ADVERTISEMENT
The New York Times has taken legal action against Perplexity AI, accusing the fast-rising artificial intelligence startup of lifting and displaying millions of Times articles — including content behind its paywall to fuel its generative AI tools.
The lawsuit, filed on Friday, places Perplexity at the center of a growing wave of copyright disputes involving publishers and AI companies racing for dominance in the booming market for content-trained models.
According to the complaint, Perplexity not only scraped Times reporting but also produced AI-generated outputs containing fabricated information, or so-called “hallucinations,” which it then appeared to attribute to the newspaper by displaying the Times’ trademarks alongside the results.
The Times argued that Perplexity’s commercial model is built on unlicensed reproduction of journalism and said its newsroom’s work is being used without authorization to build and promote the startup’s products.
“We believe in responsible and ethical development of AI. But Perplexity’s unauthorized use of our content crosses the line,” said NYT spokesperson Graham James.
The media company is seeking damages and a court order stopping what it calls misuse of its intellectual property.
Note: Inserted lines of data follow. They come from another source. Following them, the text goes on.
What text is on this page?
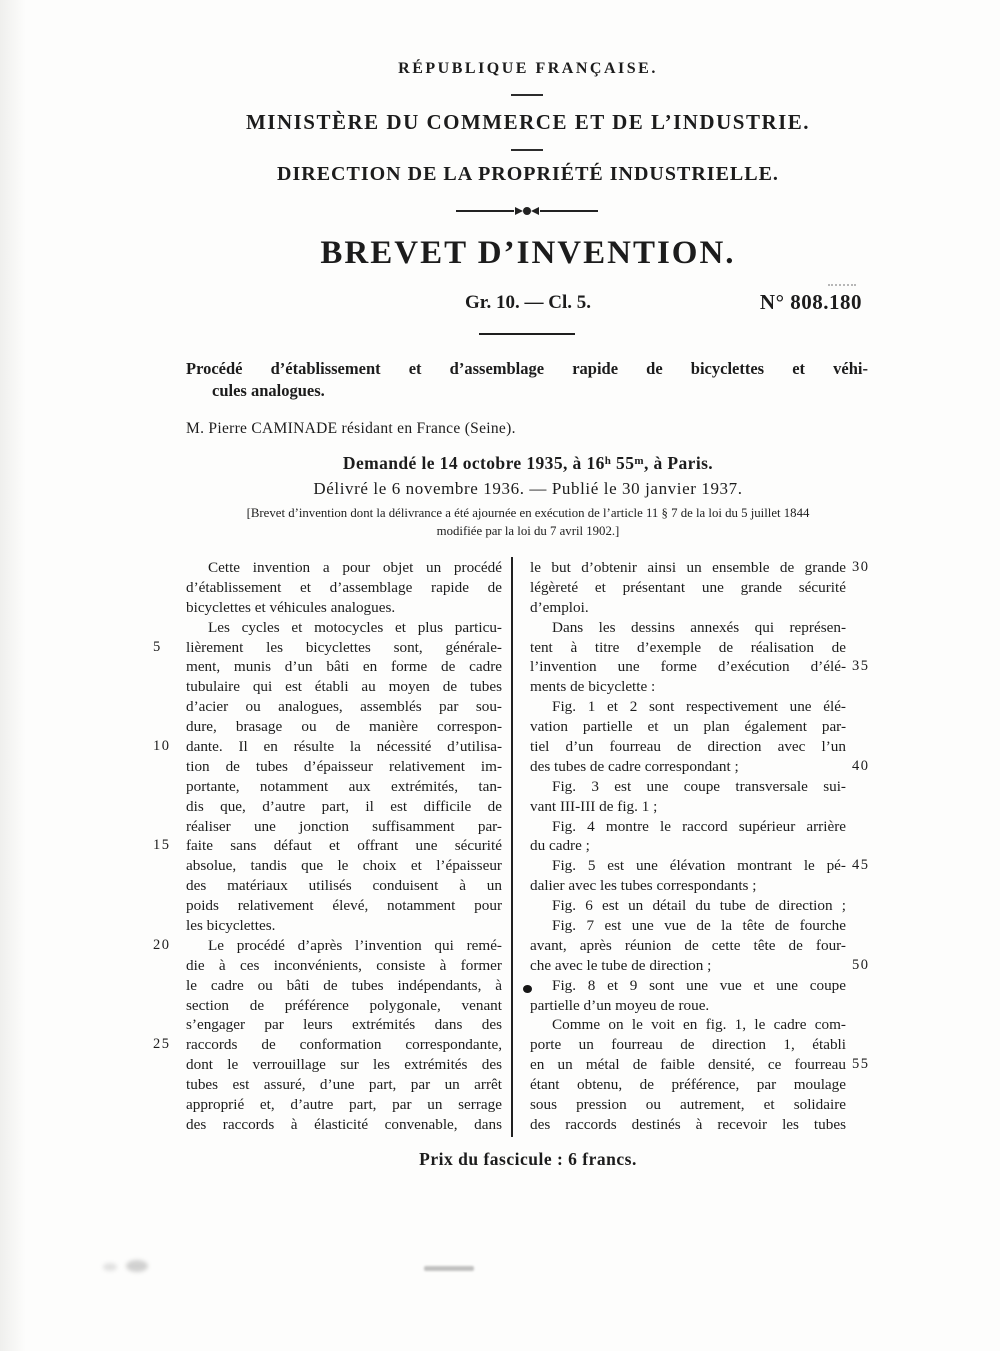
RÉPUBLIQUE FRANÇAISE.
MINISTÈRE DU COMMERCE ET DE L’INDUSTRIE.
DIRECTION DE LA PROPRIÉTÉ INDUSTRIELLE.
BREVET D’INVENTION.
Gr. 10. — Cl. 5.	N° 808.180
Procédé d’établissement et d’assemblage rapide de bicyclettes et véhi-
cules analogues.
M. Pierre CAMINADE résidant en France (Seine).
Demandé le 14 octobre 1935, à 16$^h$ 55$^m$, à Paris.
Délivré le 6 novembre 1936. — Publié le 30 janvier 1937.
[Brevet d’invention dont la délivrance a été ajournée en exécution de l’article 11 § 7 de la loi du 5 juillet 1844
modifiée par la loi du 7 avril 1902.]
Cette invention a pour objet un procédé
d’établissement et d’assemblage rapide de
bicyclettes et véhicules analogues.
Les cycles et motocycles et plus particu-
5 lièrement les bicyclettes sont, générale-
ment, munis d’un bâti en forme de cadre
tubulaire qui est établi au moyen de tubes
d’acier ou analogues, assemblés par sou-
dure, brasage ou de manière correspon-
10 dante. Il en résulte la nécessité d’utilisa-
tion de tubes d’épaisseur relativement im-
portante, notamment aux extrémités, tan-
dis que, d’autre part, il est difficile de
réaliser une jonction suffisamment par-
15 faite sans défaut et offrant une sécurité
absolue, tandis que le choix et l’épaisseur
des matériaux utilisés conduisent à un
poids relativement élevé, notamment pour
les bicyclettes.
20 Le procédé d’après l’invention qui remé-
die à ces inconvénients, consiste à former
le cadre ou bâti de tubes indépendants, à
section de préférence polygonale, venant
s’engager par leurs extrémités dans des
25 raccords de conformation correspondante,
dont le verrouillage sur les extrémités des
tubes est assuré, d’une part, par un arrêt
approprié et, d’autre part, par un serrage
des raccords à élasticité convenable, dans
30
le but d’obtenir ainsi un ensemble de grande
légèreté et présentant une grande sécurité
d’emploi.
Dans les dessins annexés qui représen-
tent à titre d’exemple de réalisation de
35
l’invention une forme d’exécution d’élé-
ments de bicyclette :
Fig. 1 et 2 sont respectivement une élé-
vation partielle et un plan également par-
tiel d’un fourreau de direction avec l’un
40
des tubes de cadre correspondant ;
Fig. 3 est une coupe transversale sui-
vant III-III de fig. 1 ;
Fig. 4 montre le raccord supérieur arrière
du cadre ;
45
Fig. 5 est une élévation montrant le pé-
dalier avec les tubes correspondants ;
Fig. 6 est un détail du tube de direction ;
Fig. 7 est une vue de la tête de fourche
avant, après réunion de cette tête de four-
50
che avec le tube de direction ;
Fig. 8 et 9 sont une vue et une coupe
partielle d’un moyeu de roue.
Comme on le voit en fig. 1, le cadre com-
porte un fourreau de direction 1, établi
55
en un métal de faible densité, ce fourreau
étant obtenu, de préférence, par moulage
sous pression ou autrement, et solidaire
des raccords destinés à recevoir les tubes
Prix du fascicule : 6 francs.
The complaint lands just a day after the Chicago Tribune also filed suit against Perplexity, underscoring the widening tension between AI developers and the news industry over data rights.
Perplexity rejected the claims, with head of communications Jesse Dwyer calling the lawsuits a misguided attempt by traditional publishers to slow innovation. The firm has previously maintained that it indexes publicly available webpages and provides citations rather than scraping data to train foundational models.